Spaventapasseri nella nebbia
Cercavo una foto per raccontare l’inverno.
Non sono bravo a fotografare i paesaggi. Ho sempre bisogno che ci sia un uomo da qualche parte. Magari di lato, sull’orizzonte, ma un uomo ci deve essere. Fa parte della Terra.
Ho in mente un’altra foto, ma poi m’imbatto in uno spaventapasseri. Un contadino deve averlo lasciato lì anche in questi mesi in cui non vi è bisogno del suo lavoro. La foto è stata scattata nelle campagne piemontesi. Era un giorno di nebbia. Una schiarita, una bolla di luce e lui è apparso. Con l’aria un po’ beffarda. Non sembrava infelice di essere rimasto all’aperto nei mesi dell’inverno.

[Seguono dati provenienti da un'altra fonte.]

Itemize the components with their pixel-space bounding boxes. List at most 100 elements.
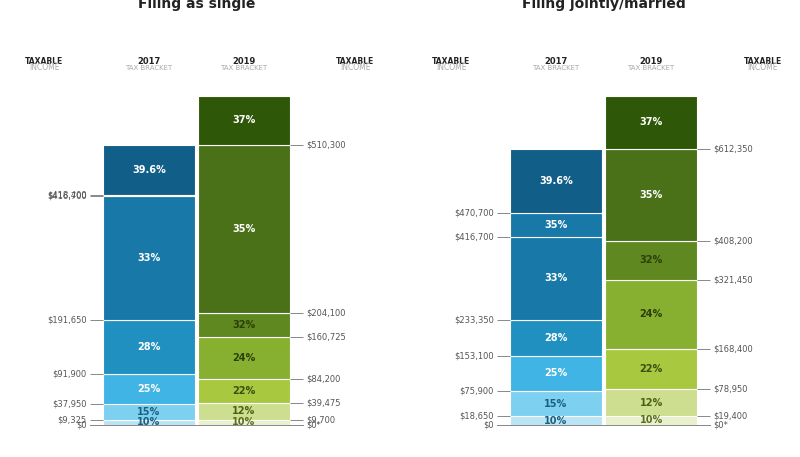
Bar — [510, 319, 602, 356]
Bar — [198, 403, 290, 420]
Text: $18,650: $18,650 — [459, 412, 494, 421]
Bar — [510, 391, 602, 416]
Text: 25%: 25% — [138, 384, 161, 394]
Text: 10%: 10% — [232, 417, 256, 427]
Bar — [605, 280, 697, 349]
Bar — [103, 197, 195, 320]
Text: 35%: 35% — [639, 190, 662, 200]
Text: $37,950: $37,950 — [52, 399, 86, 409]
Text: 15%: 15% — [138, 407, 161, 417]
Text: $233,350: $233,350 — [454, 315, 494, 324]
Bar — [605, 149, 697, 241]
Bar — [605, 349, 697, 389]
Text: 39.6%: 39.6% — [132, 165, 166, 175]
Text: 12%: 12% — [232, 406, 256, 416]
Text: 2019: 2019 — [639, 57, 662, 66]
Text: INCOME: INCOME — [340, 64, 370, 72]
Text: INCOME: INCOME — [29, 64, 59, 72]
Text: Filing jointly/married: Filing jointly/married — [522, 0, 686, 11]
Text: $78,950: $78,950 — [714, 385, 748, 394]
Bar — [103, 196, 195, 197]
Text: TAX BRACKET: TAX BRACKET — [126, 65, 173, 71]
Text: $160,725: $160,725 — [306, 332, 346, 341]
Bar — [198, 379, 290, 403]
Text: 10%: 10% — [544, 415, 568, 425]
Text: $408,200: $408,200 — [714, 236, 753, 245]
Text: 24%: 24% — [232, 353, 256, 363]
Text: 2017: 2017 — [138, 57, 161, 66]
Text: 2019: 2019 — [232, 57, 256, 66]
Text: 33%: 33% — [138, 253, 161, 263]
Text: TAXABLE: TAXABLE — [432, 57, 470, 66]
Text: 25%: 25% — [544, 368, 568, 378]
Text: 10%: 10% — [138, 417, 161, 427]
Text: 12%: 12% — [639, 398, 662, 408]
Text: TAX BRACKET: TAX BRACKET — [220, 65, 268, 71]
Text: 2017: 2017 — [544, 57, 568, 66]
Text: $191,650: $191,650 — [47, 315, 86, 324]
Bar — [103, 320, 195, 374]
Text: $321,450: $321,450 — [714, 276, 753, 284]
Text: $19,400: $19,400 — [714, 412, 747, 420]
Text: $0*: $0* — [714, 420, 728, 429]
Text: $9,700: $9,700 — [306, 415, 335, 424]
Text: $91,900: $91,900 — [53, 370, 86, 379]
Text: $0: $0 — [76, 420, 86, 429]
Bar — [103, 420, 195, 425]
Bar — [510, 213, 602, 237]
Text: 37%: 37% — [639, 117, 662, 128]
Text: 39.6%: 39.6% — [539, 176, 573, 186]
Text: 35%: 35% — [544, 220, 568, 230]
Bar — [605, 241, 697, 280]
Text: $153,100: $153,100 — [454, 351, 494, 360]
Text: $75,900: $75,900 — [459, 386, 494, 395]
Bar — [510, 356, 602, 391]
Text: TAXABLE: TAXABLE — [336, 57, 374, 66]
Bar — [198, 313, 290, 337]
Text: $470,700: $470,700 — [454, 208, 494, 217]
Text: INCOME: INCOME — [747, 64, 778, 72]
Text: 33%: 33% — [544, 273, 568, 283]
Bar — [198, 420, 290, 425]
Text: 35%: 35% — [232, 224, 256, 234]
Text: TAX BRACKET: TAX BRACKET — [627, 65, 674, 71]
Text: 28%: 28% — [544, 333, 568, 343]
Bar — [605, 96, 697, 149]
Text: $418,400: $418,400 — [47, 191, 86, 200]
Text: Filing as single: Filing as single — [138, 0, 255, 11]
Bar — [510, 237, 602, 319]
Text: 15%: 15% — [544, 399, 568, 409]
Bar — [103, 404, 195, 420]
Text: $612,350: $612,350 — [714, 144, 753, 153]
Text: INCOME: INCOME — [436, 64, 466, 72]
Text: $9,325: $9,325 — [58, 415, 86, 424]
Text: $204,100: $204,100 — [306, 308, 346, 318]
Text: TAXABLE: TAXABLE — [25, 57, 63, 66]
Bar — [605, 389, 697, 416]
Bar — [198, 145, 290, 313]
Text: 22%: 22% — [639, 364, 662, 374]
Text: TAX BRACKET: TAX BRACKET — [532, 65, 580, 71]
Text: $84,200: $84,200 — [306, 374, 341, 383]
Text: 28%: 28% — [138, 342, 161, 352]
Bar — [510, 416, 602, 425]
Text: 24%: 24% — [639, 309, 662, 319]
Text: 37%: 37% — [232, 115, 256, 125]
Text: $168,400: $168,400 — [714, 345, 753, 353]
Bar — [103, 145, 195, 196]
Text: 32%: 32% — [232, 320, 256, 330]
Text: $510,300: $510,300 — [306, 140, 346, 149]
Text: $39,475: $39,475 — [306, 399, 341, 408]
Bar — [198, 96, 290, 145]
Text: $416,700: $416,700 — [454, 233, 494, 241]
Bar — [198, 337, 290, 379]
Text: $0: $0 — [483, 420, 494, 429]
Text: 32%: 32% — [639, 255, 662, 266]
Bar — [510, 149, 602, 213]
Text: $0*: $0* — [306, 420, 321, 429]
Text: 22%: 22% — [232, 386, 256, 396]
Bar — [605, 416, 697, 425]
Text: TAXABLE: TAXABLE — [743, 57, 782, 66]
Text: 10%: 10% — [639, 415, 662, 425]
Text: $416,700: $416,700 — [47, 192, 86, 201]
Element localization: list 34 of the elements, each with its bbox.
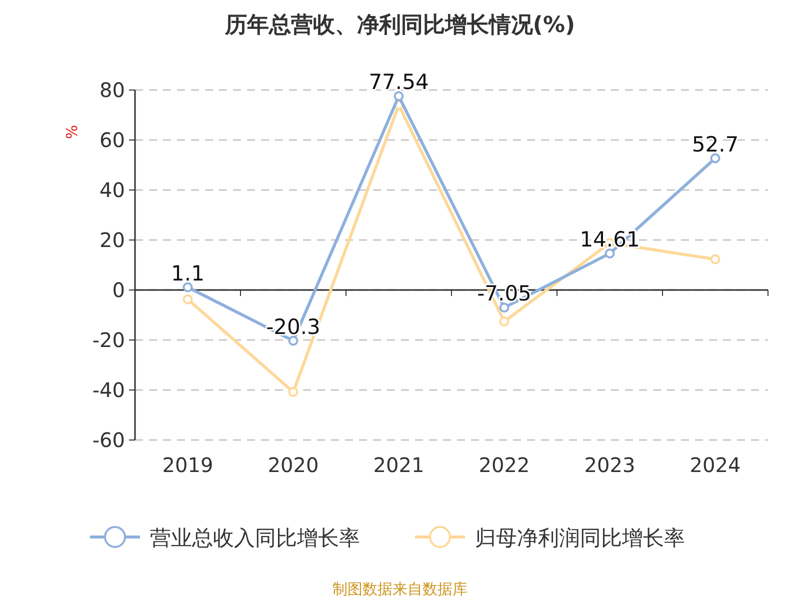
point <box>710 254 720 264</box>
point <box>288 336 298 346</box>
x-tick-label: 2020 <box>268 453 319 477</box>
x-tick-label: 2022 <box>478 453 530 477</box>
x-tick-label: 2023 <box>584 453 636 477</box>
y-tick-label: 80 <box>100 78 125 102</box>
y-tick-label: -60 <box>92 428 125 452</box>
point <box>604 248 615 258</box>
x-tick-label: 2024 <box>690 453 741 477</box>
y-tick-label: 20 <box>100 228 125 252</box>
point <box>182 294 193 304</box>
x-tick-label: 2019 <box>162 453 214 477</box>
y-tick-label: -40 <box>92 378 125 402</box>
point <box>499 302 510 313</box>
data-label: 52.7 <box>692 132 739 156</box>
legend-label: 归母净利润同比增长率 <box>475 526 685 550</box>
text: 制图数据来自数据库 <box>332 580 468 598</box>
y-tick-label: 40 <box>100 178 125 202</box>
data-label: 14.61 <box>580 227 640 252</box>
point <box>710 153 720 164</box>
data-label: 1.1 <box>171 261 204 286</box>
data-label: 77.54 <box>368 70 429 94</box>
x-tick-label: 2021 <box>373 453 424 477</box>
legend-label: 营业总收入同比增长率 <box>150 526 360 550</box>
point <box>394 91 404 102</box>
y-tick-label: 0 <box>112 278 125 302</box>
y-axis-title: % <box>63 124 81 140</box>
point <box>182 282 193 292</box>
chart-title: 历年总营收、净利同比增长情况(%) <box>224 13 576 38</box>
y-tick-label: -20 <box>92 328 125 352</box>
point <box>288 387 298 397</box>
point <box>499 316 510 326</box>
y-tick-label: 60 <box>100 128 125 152</box>
data-label: -20.3 <box>266 314 320 339</box>
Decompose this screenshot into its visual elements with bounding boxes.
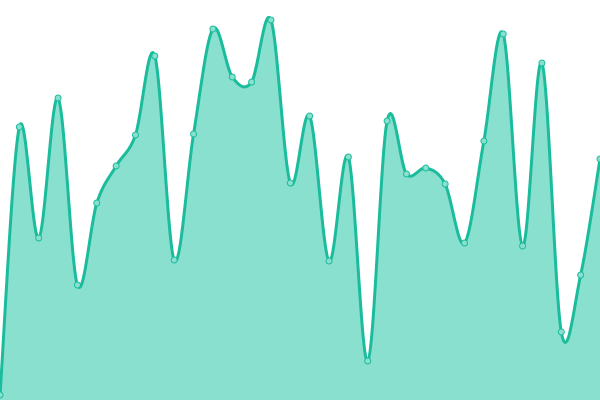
data-point-3 [54, 94, 62, 102]
data-point-2 [35, 234, 43, 242]
data-points [0, 16, 600, 399]
data-point-30 [577, 271, 585, 279]
data-point-9 [170, 256, 178, 264]
data-point-22 [422, 164, 430, 172]
area-fill [0, 17, 600, 400]
data-point-4 [73, 281, 81, 289]
data-point-27 [519, 242, 527, 250]
data-point-7 [131, 131, 139, 139]
data-point-21 [402, 170, 410, 178]
data-point-8 [151, 52, 159, 60]
data-point-16 [306, 112, 314, 120]
data-point-29 [557, 328, 565, 336]
data-point-11 [209, 25, 217, 33]
data-point-15 [286, 179, 294, 187]
data-point-24 [461, 239, 469, 247]
data-point-18 [344, 153, 352, 161]
data-point-10 [190, 130, 198, 138]
data-point-0 [0, 391, 4, 399]
data-point-28 [538, 59, 546, 67]
data-point-6 [112, 162, 120, 170]
data-point-1 [15, 123, 23, 131]
data-point-20 [383, 117, 391, 125]
data-point-5 [93, 199, 101, 207]
data-point-19 [364, 357, 372, 365]
data-point-13 [248, 78, 256, 86]
data-point-26 [499, 30, 507, 38]
data-point-17 [325, 257, 333, 265]
data-point-23 [441, 180, 449, 188]
data-point-12 [228, 73, 236, 81]
data-point-25 [480, 137, 488, 145]
data-point-31 [596, 155, 600, 163]
data-point-14 [267, 16, 275, 24]
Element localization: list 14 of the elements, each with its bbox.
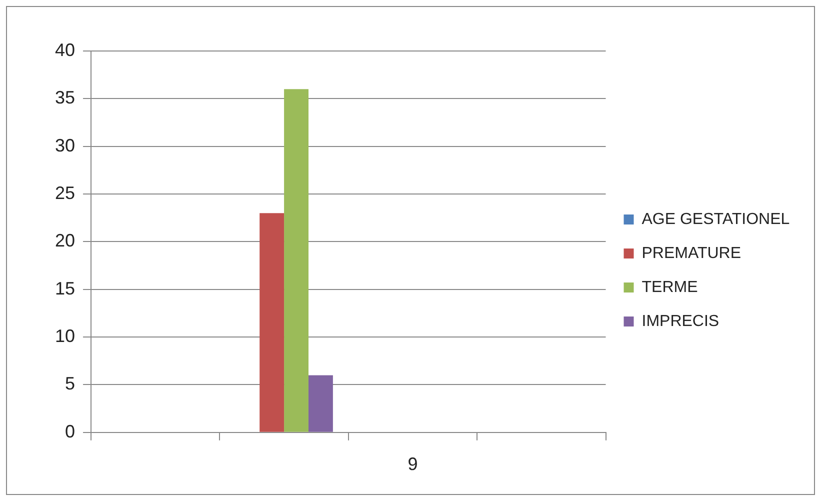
y-tick-label: 35: [54, 88, 76, 108]
legend-label: IMPRECIS: [642, 312, 720, 330]
legend-label: TERME: [642, 278, 698, 296]
y-tick-label: 0: [65, 421, 76, 442]
y-tick-label: 20: [54, 230, 76, 251]
legend-label: PREMATURE: [642, 244, 742, 262]
x-tick-label: 9: [408, 454, 418, 474]
y-tick-label: 5: [65, 374, 76, 394]
y-tick-label: 25: [54, 182, 76, 203]
legend-label: AGE GESTATIONEL: [642, 210, 790, 228]
y-tick-label: 30: [54, 135, 76, 156]
y-tick-label: 40: [54, 40, 76, 60]
y-tick-label: 10: [54, 326, 76, 346]
y-tick-label: 15: [54, 278, 76, 298]
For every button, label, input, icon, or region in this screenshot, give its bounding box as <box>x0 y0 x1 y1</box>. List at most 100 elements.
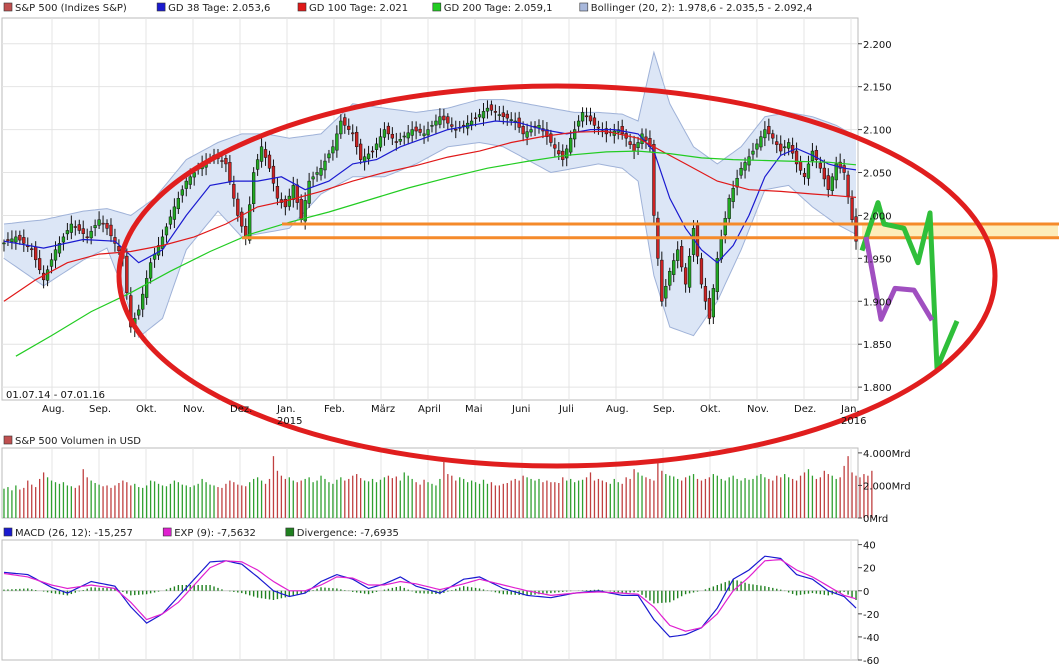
candle-body <box>402 135 406 138</box>
candle-body <box>295 184 299 203</box>
candle-body <box>838 161 842 169</box>
y-tick-label: -40 <box>863 633 879 644</box>
legend-swatch <box>162 527 172 537</box>
candle-body <box>236 198 240 216</box>
candle-body <box>691 228 696 255</box>
candle-body <box>97 219 101 226</box>
candle-body <box>525 131 529 138</box>
candle-body <box>636 142 640 148</box>
candle-body <box>715 258 719 292</box>
macd-legend-label: MACD (26, 12): -15,257 <box>15 528 133 539</box>
y-tick-label: -60 <box>863 656 879 667</box>
candle-body <box>291 185 295 200</box>
candle-body <box>406 132 410 139</box>
candle-body <box>676 249 680 261</box>
candle-body <box>351 132 355 135</box>
candle-body <box>319 167 323 176</box>
candle-body <box>105 223 109 229</box>
candle-body <box>430 125 434 127</box>
candle-body <box>565 148 569 159</box>
candle-body <box>652 144 656 216</box>
y-tick-label: 1.900 <box>863 297 892 308</box>
candle-body <box>343 117 347 126</box>
legend-swatch <box>156 2 166 12</box>
support-zone <box>862 224 1058 238</box>
candle-body <box>259 146 264 162</box>
macd-legend-label: EXP (9): -7,5632 <box>174 528 256 539</box>
x-tick-label: Dez. <box>230 404 252 415</box>
candle-body <box>101 222 105 225</box>
candle-body <box>129 295 133 328</box>
legend-swatch <box>297 2 307 12</box>
candle-body <box>580 112 585 122</box>
candle-body <box>438 116 442 125</box>
candle-body <box>53 249 58 261</box>
candle-body <box>850 197 854 220</box>
x-tick-label: Juni <box>511 404 530 415</box>
candle-body <box>311 176 315 180</box>
x-tick-label: Aug. <box>42 404 65 415</box>
candle-body <box>172 206 177 220</box>
y-tick-label: 1.800 <box>863 383 892 394</box>
highlight-ellipse <box>116 83 998 469</box>
legend-swatch <box>285 527 295 537</box>
bollinger-upper <box>3 50 857 225</box>
candle-body <box>442 115 446 121</box>
macd-line-macd <box>3 555 857 638</box>
candle-body <box>620 126 624 135</box>
candle-body <box>192 172 196 178</box>
candle-body <box>806 163 811 179</box>
candle-body <box>446 116 450 124</box>
candle-body <box>303 200 307 222</box>
y-tick-label: 2.000 <box>863 211 892 222</box>
ma-line-gd-100 <box>3 130 857 302</box>
candle-body <box>283 198 288 208</box>
candle-body <box>315 172 319 175</box>
candle-body <box>61 236 66 243</box>
candle-body <box>6 239 10 242</box>
candle-body <box>81 228 85 234</box>
candle-body <box>347 125 351 130</box>
candle-body <box>18 234 22 241</box>
candle-body <box>370 150 375 153</box>
candle-body <box>10 238 14 243</box>
candle-body <box>576 120 581 127</box>
candle-body <box>854 216 858 242</box>
candle-body <box>57 243 62 254</box>
candle-body <box>414 126 418 132</box>
candle-body <box>418 128 422 133</box>
candle-body <box>707 298 712 319</box>
date-range: 01.07.14 - 07.01.16 <box>6 390 105 401</box>
x-tick-label: Sep. <box>653 404 675 415</box>
x-tick-label: Dez. <box>794 404 816 415</box>
candle-body <box>592 117 597 126</box>
legend-swatch <box>3 527 13 537</box>
candle-body <box>755 143 759 150</box>
candle-body <box>786 142 791 149</box>
candle-body <box>668 270 672 286</box>
candle-body <box>569 137 573 153</box>
y-tick-label: 2.000Mrd <box>863 481 911 492</box>
candle-body <box>394 141 398 143</box>
candle-body <box>703 286 708 302</box>
candle-body <box>771 133 775 139</box>
candle-body <box>160 236 165 249</box>
candle-body <box>834 163 838 181</box>
legend-swatch <box>3 435 13 445</box>
candle-body <box>501 112 505 117</box>
candle-body <box>299 198 303 220</box>
candle-body <box>251 172 256 204</box>
candle-body <box>366 153 371 160</box>
y-tick-label: 2.200 <box>863 40 892 51</box>
candle-body <box>410 129 414 136</box>
candle-body <box>73 226 77 228</box>
projection-green <box>859 200 960 371</box>
candle-body <box>2 242 6 245</box>
candle-body <box>735 177 739 188</box>
candle-body <box>814 150 819 160</box>
candle-body <box>545 129 549 137</box>
candle-body <box>85 236 89 239</box>
x-tick-label: Jan. <box>276 404 296 415</box>
candle-body <box>529 129 533 133</box>
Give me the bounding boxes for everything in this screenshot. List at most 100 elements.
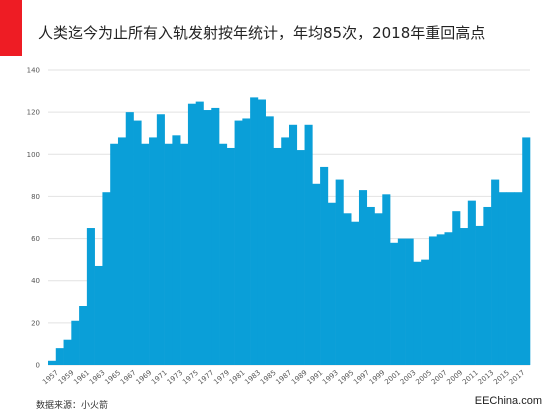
bar-2016 <box>506 192 515 365</box>
bar-2001 <box>390 242 399 365</box>
bar-1976 <box>195 101 204 365</box>
y-tick-label: 20 <box>31 319 40 327</box>
bar-1989 <box>296 150 305 365</box>
bar-2003 <box>405 238 414 365</box>
y-tick-label: 40 <box>31 277 40 285</box>
y-tick-label: 80 <box>31 193 40 201</box>
bar-2008 <box>444 232 453 365</box>
x-tick-label: 1985 <box>259 369 278 387</box>
x-tick-label: 2001 <box>383 369 402 387</box>
bar-1970 <box>149 137 158 365</box>
x-tick-label: 1997 <box>352 369 371 387</box>
bar-1961 <box>79 306 88 365</box>
bar-2000 <box>382 194 391 365</box>
x-tick-label: 2011 <box>461 369 480 387</box>
y-tick-label: 140 <box>27 67 40 75</box>
bar-1972 <box>164 143 173 365</box>
bar-1973 <box>172 135 181 365</box>
bar-1993 <box>327 202 336 365</box>
x-tick-label: 2013 <box>477 369 496 387</box>
x-tick-label: 1991 <box>306 369 325 387</box>
x-tick-label: 1999 <box>368 369 387 387</box>
title-accent-bar <box>0 0 22 56</box>
bar-1971 <box>156 114 165 365</box>
bar-1980 <box>226 147 235 365</box>
x-tick-label: 1975 <box>181 369 200 387</box>
bar-1981 <box>234 120 243 365</box>
x-tick-label: 1987 <box>274 369 293 387</box>
bar-1987 <box>281 137 290 365</box>
x-tick-label: 1989 <box>290 369 309 387</box>
bar-1978 <box>211 107 220 365</box>
x-tick-label: 1995 <box>337 369 356 387</box>
bar-1998 <box>366 206 375 365</box>
bar-1994 <box>335 179 344 365</box>
bar-1967 <box>125 112 134 366</box>
bar-1996 <box>351 221 360 365</box>
bar-1997 <box>358 190 368 365</box>
bar-2002 <box>397 238 406 365</box>
x-tick-label: 1971 <box>150 369 169 387</box>
bar-1964 <box>102 192 111 365</box>
bar-2012 <box>475 225 484 365</box>
bar-1985 <box>265 116 274 365</box>
x-tick-label: 1961 <box>72 369 91 387</box>
y-tick-label: 100 <box>27 151 40 159</box>
bar-1960 <box>71 320 80 365</box>
x-tick-label: 1965 <box>103 369 122 387</box>
bar-1975 <box>187 103 197 365</box>
y-axis-tick-labels: 0 20 40 60 80 100 120 140 <box>27 67 40 370</box>
page-title: 人类迄今为止所有入轨发射按年统计，年均85次，2018年重回高点 <box>38 24 486 42</box>
bar-1990 <box>304 124 313 366</box>
x-tick-label: 2007 <box>430 369 449 387</box>
bar-1958 <box>55 348 64 365</box>
x-tick-label: 1981 <box>228 369 247 387</box>
bar-2018 <box>522 137 531 365</box>
bar-2010 <box>460 228 469 365</box>
bar-1984 <box>257 99 266 365</box>
bar-2011 <box>467 200 476 365</box>
bar-1992 <box>320 166 329 365</box>
x-tick-label: 1957 <box>41 369 60 387</box>
bar-2007 <box>436 234 445 365</box>
bar-1969 <box>141 143 150 365</box>
x-tick-label: 2003 <box>399 369 418 387</box>
watermark: EEChina.com <box>474 395 542 407</box>
bar-2006 <box>428 236 438 365</box>
bar-1991 <box>312 183 321 365</box>
y-tick-label: 0 <box>36 362 40 370</box>
bar-2015 <box>498 192 507 365</box>
x-tick-label: 2017 <box>508 369 527 387</box>
bar-2017 <box>514 192 523 365</box>
bars <box>48 97 531 366</box>
bar-2004 <box>413 261 422 365</box>
x-tick-label: 1993 <box>321 369 340 387</box>
bar-1983 <box>250 97 259 366</box>
bar-1986 <box>273 147 282 365</box>
bar-1962 <box>86 228 95 365</box>
bar-1966 <box>117 137 127 365</box>
bar-1963 <box>94 265 103 365</box>
x-tick-label: 1959 <box>57 369 76 387</box>
x-tick-label: 1969 <box>134 369 153 387</box>
bar-1974 <box>180 143 189 365</box>
bar-1957 <box>48 360 57 365</box>
bar-1977 <box>203 110 212 366</box>
x-tick-label: 2009 <box>445 369 464 387</box>
x-tick-label: 2015 <box>492 369 511 387</box>
bar-1965 <box>110 143 119 365</box>
y-tick-label: 120 <box>27 109 40 117</box>
bar-1999 <box>374 213 383 365</box>
bar-2009 <box>452 211 461 365</box>
bar-2013 <box>483 206 492 365</box>
x-tick-label: 1967 <box>119 369 138 387</box>
bar-2005 <box>421 259 430 365</box>
x-tick-label: 1977 <box>197 369 216 387</box>
x-tick-label: 1973 <box>166 369 185 387</box>
x-tick-label: 1979 <box>212 369 231 387</box>
x-tick-label: 1963 <box>88 369 107 387</box>
x-tick-label: 2005 <box>414 369 433 387</box>
x-tick-label: 1983 <box>243 369 262 387</box>
bar-1988 <box>289 124 298 366</box>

Ricordo una vecchia canzone di Syd Barrett, il leggendario e folle fondatore dei Pink Floyd: «Lo spaventapasseri è più triste di me/ma ora è rassegnato al suo destino».
Ma lui, davanti a me, ha un corpo che sembra in movimento, ha i baffi, l’aria divertita e un berretto al posto del cappello di paglia.
Raccontano che ha fatto un patto con i passeri: si offre come trespolo, le sue spalle come luogo di riposo. In cambio gli uccelli lasceranno crescere l’orzo e il grano, con la promessa che potranno sfamarsi con i chicchi caduti a terra dopo il raccolto.
Lo spaventapasseri sa che le giornate si stanno allungando visibilmente. L’inverno sta finendo.